Question

The Life insurance agent found the following data for the distribution of ages of 100 policyholders. Calculate the median age, if policies are given only to the

persons whose age is 18 years onwards but less than 60 years.

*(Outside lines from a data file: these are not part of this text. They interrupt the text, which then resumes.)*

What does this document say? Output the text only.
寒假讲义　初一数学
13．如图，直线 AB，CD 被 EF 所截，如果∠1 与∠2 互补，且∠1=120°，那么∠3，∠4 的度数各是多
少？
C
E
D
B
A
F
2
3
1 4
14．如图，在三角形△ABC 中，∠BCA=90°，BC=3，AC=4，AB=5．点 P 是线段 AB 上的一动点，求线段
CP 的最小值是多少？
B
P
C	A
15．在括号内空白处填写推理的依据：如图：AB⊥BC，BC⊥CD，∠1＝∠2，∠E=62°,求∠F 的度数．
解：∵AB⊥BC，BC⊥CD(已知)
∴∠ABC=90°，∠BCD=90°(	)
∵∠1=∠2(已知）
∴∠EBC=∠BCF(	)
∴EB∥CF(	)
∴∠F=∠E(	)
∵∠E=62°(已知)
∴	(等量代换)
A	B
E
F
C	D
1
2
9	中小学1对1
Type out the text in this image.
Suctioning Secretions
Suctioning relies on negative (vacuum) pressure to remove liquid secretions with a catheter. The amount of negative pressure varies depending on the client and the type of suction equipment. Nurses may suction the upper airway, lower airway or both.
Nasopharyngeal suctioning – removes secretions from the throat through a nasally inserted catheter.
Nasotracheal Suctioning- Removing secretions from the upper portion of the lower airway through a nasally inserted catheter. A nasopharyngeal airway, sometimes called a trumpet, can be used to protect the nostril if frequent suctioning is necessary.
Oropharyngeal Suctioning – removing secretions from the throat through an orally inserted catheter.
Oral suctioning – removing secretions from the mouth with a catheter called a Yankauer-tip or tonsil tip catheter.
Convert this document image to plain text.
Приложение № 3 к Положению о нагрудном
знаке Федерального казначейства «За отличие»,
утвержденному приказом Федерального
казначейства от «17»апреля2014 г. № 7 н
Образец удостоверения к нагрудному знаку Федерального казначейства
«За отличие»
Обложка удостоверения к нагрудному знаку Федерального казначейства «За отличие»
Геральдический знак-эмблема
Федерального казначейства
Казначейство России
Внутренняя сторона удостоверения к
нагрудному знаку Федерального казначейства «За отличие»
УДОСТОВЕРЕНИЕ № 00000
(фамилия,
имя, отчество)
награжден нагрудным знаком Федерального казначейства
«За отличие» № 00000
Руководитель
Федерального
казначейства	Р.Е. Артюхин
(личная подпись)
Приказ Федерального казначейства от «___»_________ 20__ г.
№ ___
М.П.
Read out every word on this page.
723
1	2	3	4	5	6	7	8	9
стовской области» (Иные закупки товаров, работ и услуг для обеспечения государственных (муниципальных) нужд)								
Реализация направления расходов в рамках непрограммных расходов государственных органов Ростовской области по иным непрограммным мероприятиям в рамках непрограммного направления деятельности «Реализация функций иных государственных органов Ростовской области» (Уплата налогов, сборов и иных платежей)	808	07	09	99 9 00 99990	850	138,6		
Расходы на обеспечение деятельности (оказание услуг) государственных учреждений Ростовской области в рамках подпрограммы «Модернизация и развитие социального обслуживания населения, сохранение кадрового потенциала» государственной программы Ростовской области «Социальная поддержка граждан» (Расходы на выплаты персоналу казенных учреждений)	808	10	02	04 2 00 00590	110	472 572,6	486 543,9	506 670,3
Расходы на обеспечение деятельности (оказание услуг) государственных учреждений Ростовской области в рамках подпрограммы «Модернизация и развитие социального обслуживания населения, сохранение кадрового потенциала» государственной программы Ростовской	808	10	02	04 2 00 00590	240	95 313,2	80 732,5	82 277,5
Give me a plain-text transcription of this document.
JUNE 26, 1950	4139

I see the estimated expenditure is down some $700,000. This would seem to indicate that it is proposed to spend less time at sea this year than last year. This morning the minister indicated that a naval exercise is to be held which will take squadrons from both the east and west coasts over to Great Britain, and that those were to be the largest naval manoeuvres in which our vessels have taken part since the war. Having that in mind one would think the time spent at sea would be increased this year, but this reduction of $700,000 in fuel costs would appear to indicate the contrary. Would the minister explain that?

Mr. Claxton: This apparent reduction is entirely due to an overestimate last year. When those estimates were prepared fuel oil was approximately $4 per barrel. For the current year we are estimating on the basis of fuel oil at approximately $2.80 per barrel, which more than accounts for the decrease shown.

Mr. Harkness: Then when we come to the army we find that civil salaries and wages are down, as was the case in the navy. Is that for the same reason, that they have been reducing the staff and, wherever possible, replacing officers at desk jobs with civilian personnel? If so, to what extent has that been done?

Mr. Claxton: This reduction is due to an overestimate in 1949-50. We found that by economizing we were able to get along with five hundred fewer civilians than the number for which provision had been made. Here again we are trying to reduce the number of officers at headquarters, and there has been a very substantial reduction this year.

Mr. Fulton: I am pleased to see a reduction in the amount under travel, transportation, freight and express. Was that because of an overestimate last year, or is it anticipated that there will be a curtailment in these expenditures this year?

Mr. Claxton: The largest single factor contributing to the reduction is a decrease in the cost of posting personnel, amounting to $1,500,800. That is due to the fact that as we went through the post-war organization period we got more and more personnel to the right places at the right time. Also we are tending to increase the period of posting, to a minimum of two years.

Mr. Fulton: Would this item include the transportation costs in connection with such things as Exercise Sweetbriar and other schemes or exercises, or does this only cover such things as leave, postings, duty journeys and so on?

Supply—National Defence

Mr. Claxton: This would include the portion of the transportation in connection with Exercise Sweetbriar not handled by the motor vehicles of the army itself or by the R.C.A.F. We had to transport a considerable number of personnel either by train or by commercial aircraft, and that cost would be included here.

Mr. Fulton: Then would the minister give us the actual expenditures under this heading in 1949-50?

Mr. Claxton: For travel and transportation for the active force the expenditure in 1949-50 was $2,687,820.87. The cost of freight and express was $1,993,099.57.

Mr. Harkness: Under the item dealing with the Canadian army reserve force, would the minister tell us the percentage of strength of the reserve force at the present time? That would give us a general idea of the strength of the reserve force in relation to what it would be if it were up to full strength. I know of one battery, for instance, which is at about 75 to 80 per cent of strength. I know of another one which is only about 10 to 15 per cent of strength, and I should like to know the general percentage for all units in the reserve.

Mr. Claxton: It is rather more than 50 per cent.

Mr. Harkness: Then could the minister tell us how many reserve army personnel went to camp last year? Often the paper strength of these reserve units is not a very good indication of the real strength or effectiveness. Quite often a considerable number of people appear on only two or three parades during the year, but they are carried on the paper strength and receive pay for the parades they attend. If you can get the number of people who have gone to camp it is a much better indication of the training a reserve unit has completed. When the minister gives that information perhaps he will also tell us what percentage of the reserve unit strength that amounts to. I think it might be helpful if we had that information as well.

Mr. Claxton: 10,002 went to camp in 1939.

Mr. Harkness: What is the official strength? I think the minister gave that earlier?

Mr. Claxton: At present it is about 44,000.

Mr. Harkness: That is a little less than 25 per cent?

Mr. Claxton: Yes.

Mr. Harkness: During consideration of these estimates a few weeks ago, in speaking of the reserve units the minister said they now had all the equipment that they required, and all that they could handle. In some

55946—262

Age in years	No. of Policy holders
$\mathrm{Below}20$	$2$
$\mathrm{Below}25$	$6$
$\mathrm{Below}30$	$24$
$\mathrm{Below}35$	$45$
$\mathrm{Below}40$	$78$
$\mathrm{Below}45$	$89$
$\mathrm{Below}50$	$92$
$\mathrm{Below}55$	$98$
$\mathrm{Below}60$	$100$

Answer 1

Step 1: Construct the table class intervals with their respective cumulative frequency

Here, class width is not the same. There is no requirement of adjusting the frequencies according to class intervals.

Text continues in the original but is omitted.